In community settings, participation in such research would ordinarily attract modest financial compensation (commonly in the form of a shopping voucher). In contrast, people in prison are typically denied remuneration and instead asked to contribute for purely altruistic reasons.

This is despite the fact that such participation may involve recounting traumatic and deeply personal experiences. Furthermore, the stress of doing so may be exacerbated by the research taking place in a closed environment without the participant’s usual support systems available.

A collaborative report completed by this author, Professor Lorana Bartels, Dr Caitlin Davey, and Dr Michelle Sydes showed that all but two of Australia’s states and territories currently have correctional policies that deny the provision of research remuneration to people in prison, with just NSW and the ACT currently permitting this practice.

Policies that deny research remuneration are commonly justified, on the basis of protecting people in prison from potential coercion or undue influence. Correctional authorities have argued that even offers of minimal payment in exchange for research participation may exert undue influence in a prison context, where financial resources are limited. This, they argue, increases the risk that individuals will consent to participate in research they might otherwise have declined.

While the need to guard people in prison against coercion is a legitimate concern for researchers (as it is for all research involving human participants), it should not be overstated.

People in prison should be presumed, absent evidence to the contrary, to maintain the capacity to make informed decisions about their participation in research. Although their liberty is constrained, their autonomy in decision making should not be extinguished.

We argue that the failure to provide remuneration, particularly where research participation in the community would ordinarily attract payment, raises serious concerns about the fairness and ethics of conducting research with imprisoned populations.

It risks positioning people in prison as a readily accessible, but uncompensated, source of data. It provides the potential for individuals to be exploited for academic gain and advancements in research.

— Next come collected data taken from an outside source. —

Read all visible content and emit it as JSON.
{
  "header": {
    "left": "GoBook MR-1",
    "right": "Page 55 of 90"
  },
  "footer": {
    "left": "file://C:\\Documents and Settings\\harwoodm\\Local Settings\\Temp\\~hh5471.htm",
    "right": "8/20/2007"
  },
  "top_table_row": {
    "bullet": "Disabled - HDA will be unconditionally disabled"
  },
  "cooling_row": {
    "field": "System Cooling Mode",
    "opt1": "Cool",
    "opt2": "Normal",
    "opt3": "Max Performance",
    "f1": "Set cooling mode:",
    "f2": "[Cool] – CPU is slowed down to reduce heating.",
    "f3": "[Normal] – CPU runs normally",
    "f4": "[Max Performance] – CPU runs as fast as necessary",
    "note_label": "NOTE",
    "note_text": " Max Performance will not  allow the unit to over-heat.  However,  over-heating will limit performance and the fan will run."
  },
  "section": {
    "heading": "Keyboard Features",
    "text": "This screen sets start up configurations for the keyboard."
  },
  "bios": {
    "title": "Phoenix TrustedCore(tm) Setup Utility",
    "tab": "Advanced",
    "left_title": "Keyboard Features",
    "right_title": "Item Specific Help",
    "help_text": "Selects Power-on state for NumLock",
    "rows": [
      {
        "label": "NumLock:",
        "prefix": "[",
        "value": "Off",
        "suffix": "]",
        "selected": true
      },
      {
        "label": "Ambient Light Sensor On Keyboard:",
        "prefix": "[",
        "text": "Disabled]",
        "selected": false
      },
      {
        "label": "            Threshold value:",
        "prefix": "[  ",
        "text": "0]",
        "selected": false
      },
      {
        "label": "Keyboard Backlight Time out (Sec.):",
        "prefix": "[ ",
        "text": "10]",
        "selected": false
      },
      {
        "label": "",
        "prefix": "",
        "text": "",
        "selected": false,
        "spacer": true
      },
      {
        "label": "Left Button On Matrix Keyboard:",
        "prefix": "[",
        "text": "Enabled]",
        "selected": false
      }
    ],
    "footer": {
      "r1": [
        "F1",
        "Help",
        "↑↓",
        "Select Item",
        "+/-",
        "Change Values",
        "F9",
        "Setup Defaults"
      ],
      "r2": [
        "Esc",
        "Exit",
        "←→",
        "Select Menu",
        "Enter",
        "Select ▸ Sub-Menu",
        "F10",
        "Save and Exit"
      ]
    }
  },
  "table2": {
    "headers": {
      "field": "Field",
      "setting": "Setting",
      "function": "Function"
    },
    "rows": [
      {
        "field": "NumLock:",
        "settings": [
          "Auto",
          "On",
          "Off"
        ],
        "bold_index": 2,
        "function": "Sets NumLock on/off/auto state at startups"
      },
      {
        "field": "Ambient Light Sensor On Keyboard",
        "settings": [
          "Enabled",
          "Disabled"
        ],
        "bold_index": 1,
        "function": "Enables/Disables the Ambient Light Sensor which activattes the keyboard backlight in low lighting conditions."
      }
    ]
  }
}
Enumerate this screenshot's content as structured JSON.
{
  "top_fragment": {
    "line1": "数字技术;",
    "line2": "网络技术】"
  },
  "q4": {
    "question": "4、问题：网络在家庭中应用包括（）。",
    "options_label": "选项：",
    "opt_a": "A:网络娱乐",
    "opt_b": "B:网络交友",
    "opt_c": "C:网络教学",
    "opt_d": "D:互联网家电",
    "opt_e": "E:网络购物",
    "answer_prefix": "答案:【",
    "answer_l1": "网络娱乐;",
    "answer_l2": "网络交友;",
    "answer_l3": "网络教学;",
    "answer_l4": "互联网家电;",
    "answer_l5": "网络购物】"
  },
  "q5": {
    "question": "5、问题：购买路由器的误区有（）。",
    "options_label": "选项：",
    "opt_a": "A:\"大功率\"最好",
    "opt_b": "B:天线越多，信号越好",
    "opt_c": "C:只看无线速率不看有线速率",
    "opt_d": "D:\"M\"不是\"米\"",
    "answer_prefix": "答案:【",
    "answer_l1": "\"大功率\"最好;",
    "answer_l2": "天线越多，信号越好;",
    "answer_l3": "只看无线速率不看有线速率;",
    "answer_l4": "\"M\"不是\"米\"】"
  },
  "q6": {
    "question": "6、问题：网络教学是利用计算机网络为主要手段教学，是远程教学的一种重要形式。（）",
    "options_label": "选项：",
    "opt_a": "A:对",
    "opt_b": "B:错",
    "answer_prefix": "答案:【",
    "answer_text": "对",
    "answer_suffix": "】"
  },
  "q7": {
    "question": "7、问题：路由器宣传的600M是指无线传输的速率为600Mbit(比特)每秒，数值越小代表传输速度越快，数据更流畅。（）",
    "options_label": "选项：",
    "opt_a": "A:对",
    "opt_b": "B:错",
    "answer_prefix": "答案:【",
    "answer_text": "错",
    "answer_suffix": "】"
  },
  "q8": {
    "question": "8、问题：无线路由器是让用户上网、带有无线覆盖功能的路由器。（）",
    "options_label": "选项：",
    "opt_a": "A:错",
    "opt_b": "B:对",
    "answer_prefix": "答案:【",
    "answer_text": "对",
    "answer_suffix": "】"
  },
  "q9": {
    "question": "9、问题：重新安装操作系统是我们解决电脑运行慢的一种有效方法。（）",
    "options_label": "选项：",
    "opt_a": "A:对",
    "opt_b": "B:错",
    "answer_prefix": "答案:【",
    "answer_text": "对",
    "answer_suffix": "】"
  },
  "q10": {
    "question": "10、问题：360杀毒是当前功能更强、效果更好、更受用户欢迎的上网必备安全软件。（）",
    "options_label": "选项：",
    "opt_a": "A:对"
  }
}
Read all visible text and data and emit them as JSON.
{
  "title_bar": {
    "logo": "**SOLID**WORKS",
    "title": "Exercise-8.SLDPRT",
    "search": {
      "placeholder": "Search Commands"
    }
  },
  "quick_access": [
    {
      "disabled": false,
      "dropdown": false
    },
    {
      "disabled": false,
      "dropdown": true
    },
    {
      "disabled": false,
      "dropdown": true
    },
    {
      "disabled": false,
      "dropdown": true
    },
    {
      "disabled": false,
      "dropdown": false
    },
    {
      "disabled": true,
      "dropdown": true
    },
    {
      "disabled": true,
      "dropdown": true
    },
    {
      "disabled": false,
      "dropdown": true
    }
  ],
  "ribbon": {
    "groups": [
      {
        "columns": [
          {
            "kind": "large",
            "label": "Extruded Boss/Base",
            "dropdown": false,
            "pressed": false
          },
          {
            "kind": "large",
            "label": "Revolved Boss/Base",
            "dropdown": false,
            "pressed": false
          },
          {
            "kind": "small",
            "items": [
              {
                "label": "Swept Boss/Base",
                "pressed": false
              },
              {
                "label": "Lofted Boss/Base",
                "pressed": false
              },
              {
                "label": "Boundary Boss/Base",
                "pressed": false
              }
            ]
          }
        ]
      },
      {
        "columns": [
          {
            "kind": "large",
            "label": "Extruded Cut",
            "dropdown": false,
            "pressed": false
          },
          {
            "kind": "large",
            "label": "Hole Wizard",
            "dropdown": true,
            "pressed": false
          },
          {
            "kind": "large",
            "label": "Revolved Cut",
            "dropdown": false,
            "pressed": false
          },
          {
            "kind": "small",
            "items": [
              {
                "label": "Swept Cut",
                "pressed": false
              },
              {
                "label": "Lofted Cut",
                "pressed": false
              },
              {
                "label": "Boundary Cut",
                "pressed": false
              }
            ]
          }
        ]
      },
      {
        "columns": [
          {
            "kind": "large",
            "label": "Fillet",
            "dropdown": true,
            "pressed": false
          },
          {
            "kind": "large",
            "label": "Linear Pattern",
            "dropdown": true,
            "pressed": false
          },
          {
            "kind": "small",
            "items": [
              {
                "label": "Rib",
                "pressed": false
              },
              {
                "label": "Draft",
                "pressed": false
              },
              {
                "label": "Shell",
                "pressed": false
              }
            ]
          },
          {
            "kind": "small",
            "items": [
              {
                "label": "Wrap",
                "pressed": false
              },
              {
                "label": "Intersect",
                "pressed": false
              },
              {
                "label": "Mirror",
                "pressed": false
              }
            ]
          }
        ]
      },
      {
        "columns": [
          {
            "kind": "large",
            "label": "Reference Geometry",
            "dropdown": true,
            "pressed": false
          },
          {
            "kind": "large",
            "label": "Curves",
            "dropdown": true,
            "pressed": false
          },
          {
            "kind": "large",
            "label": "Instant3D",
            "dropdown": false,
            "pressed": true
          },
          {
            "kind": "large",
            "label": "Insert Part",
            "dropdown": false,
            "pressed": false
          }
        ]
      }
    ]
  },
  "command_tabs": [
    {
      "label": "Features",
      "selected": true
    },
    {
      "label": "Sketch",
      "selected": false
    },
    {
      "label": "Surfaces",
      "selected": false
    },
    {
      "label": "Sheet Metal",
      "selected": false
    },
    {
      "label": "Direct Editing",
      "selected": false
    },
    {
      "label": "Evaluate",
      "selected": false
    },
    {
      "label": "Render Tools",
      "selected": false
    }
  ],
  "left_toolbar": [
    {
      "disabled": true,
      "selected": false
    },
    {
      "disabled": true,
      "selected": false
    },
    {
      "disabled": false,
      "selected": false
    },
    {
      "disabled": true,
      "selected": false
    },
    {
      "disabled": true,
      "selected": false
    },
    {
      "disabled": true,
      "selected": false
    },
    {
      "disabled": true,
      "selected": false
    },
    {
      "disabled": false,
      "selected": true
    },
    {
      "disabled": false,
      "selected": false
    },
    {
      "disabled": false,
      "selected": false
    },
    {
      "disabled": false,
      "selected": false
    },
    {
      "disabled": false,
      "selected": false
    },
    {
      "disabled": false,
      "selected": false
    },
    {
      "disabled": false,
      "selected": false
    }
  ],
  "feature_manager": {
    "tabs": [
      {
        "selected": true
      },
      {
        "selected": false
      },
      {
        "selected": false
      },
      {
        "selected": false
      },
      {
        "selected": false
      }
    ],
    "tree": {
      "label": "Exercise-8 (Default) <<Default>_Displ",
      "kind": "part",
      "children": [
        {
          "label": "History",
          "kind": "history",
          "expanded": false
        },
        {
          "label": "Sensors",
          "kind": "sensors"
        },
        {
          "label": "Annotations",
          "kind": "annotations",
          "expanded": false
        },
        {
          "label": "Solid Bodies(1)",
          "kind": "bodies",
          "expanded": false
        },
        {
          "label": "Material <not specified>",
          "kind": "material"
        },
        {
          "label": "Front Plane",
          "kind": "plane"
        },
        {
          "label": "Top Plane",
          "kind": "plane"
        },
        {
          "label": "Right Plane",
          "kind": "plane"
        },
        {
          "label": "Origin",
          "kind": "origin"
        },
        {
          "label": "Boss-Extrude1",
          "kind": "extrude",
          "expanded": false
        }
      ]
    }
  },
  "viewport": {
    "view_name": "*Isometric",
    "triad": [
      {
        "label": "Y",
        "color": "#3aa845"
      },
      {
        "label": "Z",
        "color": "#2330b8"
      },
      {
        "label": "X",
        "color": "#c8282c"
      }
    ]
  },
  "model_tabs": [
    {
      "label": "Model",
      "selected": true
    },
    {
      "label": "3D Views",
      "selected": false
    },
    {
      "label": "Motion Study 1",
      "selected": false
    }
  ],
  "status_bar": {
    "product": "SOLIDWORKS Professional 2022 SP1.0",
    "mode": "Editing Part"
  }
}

These concerns are particularly acute in relation to First Nations Peoples in custody. As many readers will be aware, First Nations Peoples are significantly overrepresented in Australian prisons.

They are also among the most researched populations globally, frequently contributing Indigenous cultural and intellectual property, as well as lived experience, to prison-based research. In our view, the denial of remuneration on the basis of incarceration status diminishes the value of these contributions. More critically, it also serves to reinforce longstanding power imbalances within research settings and further perpetuate colonial research practices.

So, where to from here? It is imperative that all Australian jurisdictions adopt a consistent policy position on this issue – one that is transparent, publicly accessible, and clearly articulates a framework for appropriate remuneration.

In our view, providing payment to people in prison for their contributions to research should be the default position. To embed such practices, this must be supported by funding bodies that resource such work.

Legal practitioners have an important role to play in advancing these reforms, including raising awareness of the issue and advocating for change. Without such collective action, there is a real risk that the exploitation and devaluation of people in prison will continue.

Dr Shannon Dodd is a senior lecturer in criminology and criminal justice at the Thomas More Law School, Australian Catholic University.